Customizable difficulty lets Birds of Steel cater for all levels of flying experience. Arcade mode turns the game into a kind of skybound FPS, much in the vein of other console stalwarts like Crimson Skies, HAWX and the Ace Combat series. Planes never stall or run out of ammo, while a burst of gunfire sends dimwitted enemies tumbling from the skies in droves. Realistic settings up the ante somewhat with a twitchier flight model, meaning that you’ll need to learn how to pull manoeuvres without spinning or stalling, but it’s on Simulator difficulty that the real action happens. The plane creaks and groans with the wind and weather, and fighting the stick as targets shudder into your sights feels an authentically fraught business. Taking down opponents becomes vastly tougher, as you close in, pick your moment, adjust prop speed and trim and aim desperately for the engines.
Graphics-wise, Birds of Steel looks as though it’s based on assets from the ageing (but still excellent) IL-2 Sturmovik series, with a bit of flash and dazzle grafted on. As such, the visuals vary between serviceable and gorgeous — there’s some jaggedness in-game that isn’t visible in the heavily anti-aliased publicity shots, and ground textures can look dubious up close. When the whole thing is rushing past the cockpit at 300mph, however, you’re unlikely to notice it much. Clever touches here and there add to the completeness of the experience: dip too low while nursing a wounded bomber in to land over a forest and you’ll hear the thump and scrape of treetops on the plane’s belly, while sending cannon rounds into an opponent’s hydraulic system risks blacking out your own canopy with splatters of oil.
Controls map surprisingly well to a pad, at least on the easiest difficulty, but the more complex aircraft management on the tougher grades will benefit from a joystick and some judicious use of the powerful remapping tool that lurks in the options. PS3 owners will find that their console is compatible with a healthy range of sticks, while options on 360 appear limited to the gigantic, fully adjustable and scary-looking Cyborg FLY 9 from MadCatz (which I used with enormous pleasure) or a new model from Hori available through Amazon. Niche peripherals these may be, but they dramatically improve an already decent experience.
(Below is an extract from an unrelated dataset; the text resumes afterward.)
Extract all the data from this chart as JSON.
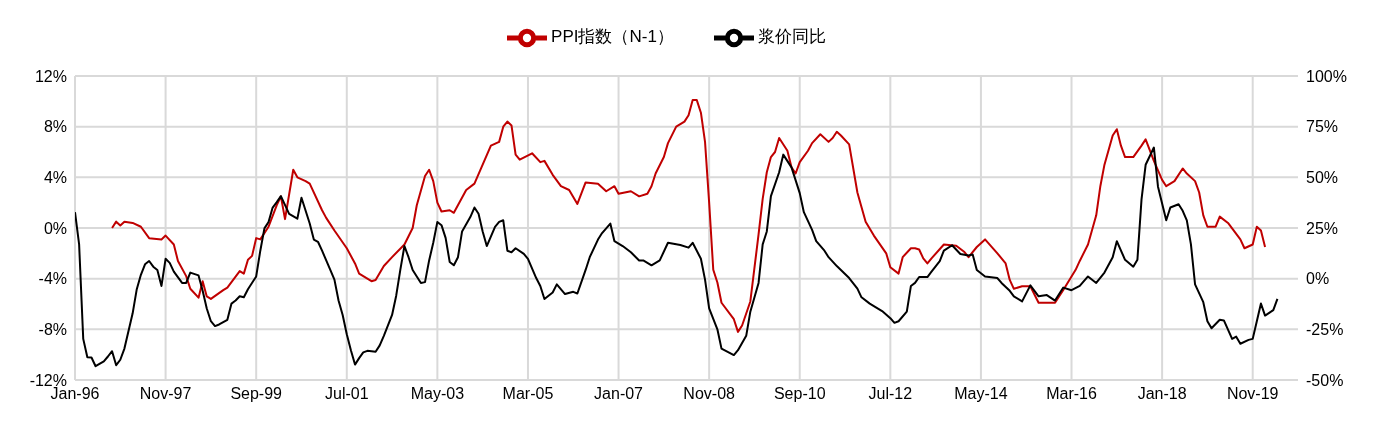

With a game of such size and scope, a few flaws are probably inevitable. Unlocking the game’s hundred flyable planes becomes an exercise in tiresome grind, as the points needed to buy them are few and far between in the campaign but plentiful in multiplayer. Gaijin is clearly trying to build a serious online community (and the multiplayer modes, from versus to co-op, are seamlessly integrated) but it makes things a slog for offline-only players. Saving progress in the dynamic campaigns is prohibited, so you need to be sure of a significant chunk of time before firing them up. Most irritatingly, the campaign is clearly conceived with the arcade settings in mind and doesn’t scale — so fans of Simulation mode will find it flatly impossible to achieve most mission goals on settings even approaching realistic. Still, what Birds of Steel does right, it does far better than any similar game on consoles. If Second World War flying is your thing, you’ll find a dizzying amount of content here for the money.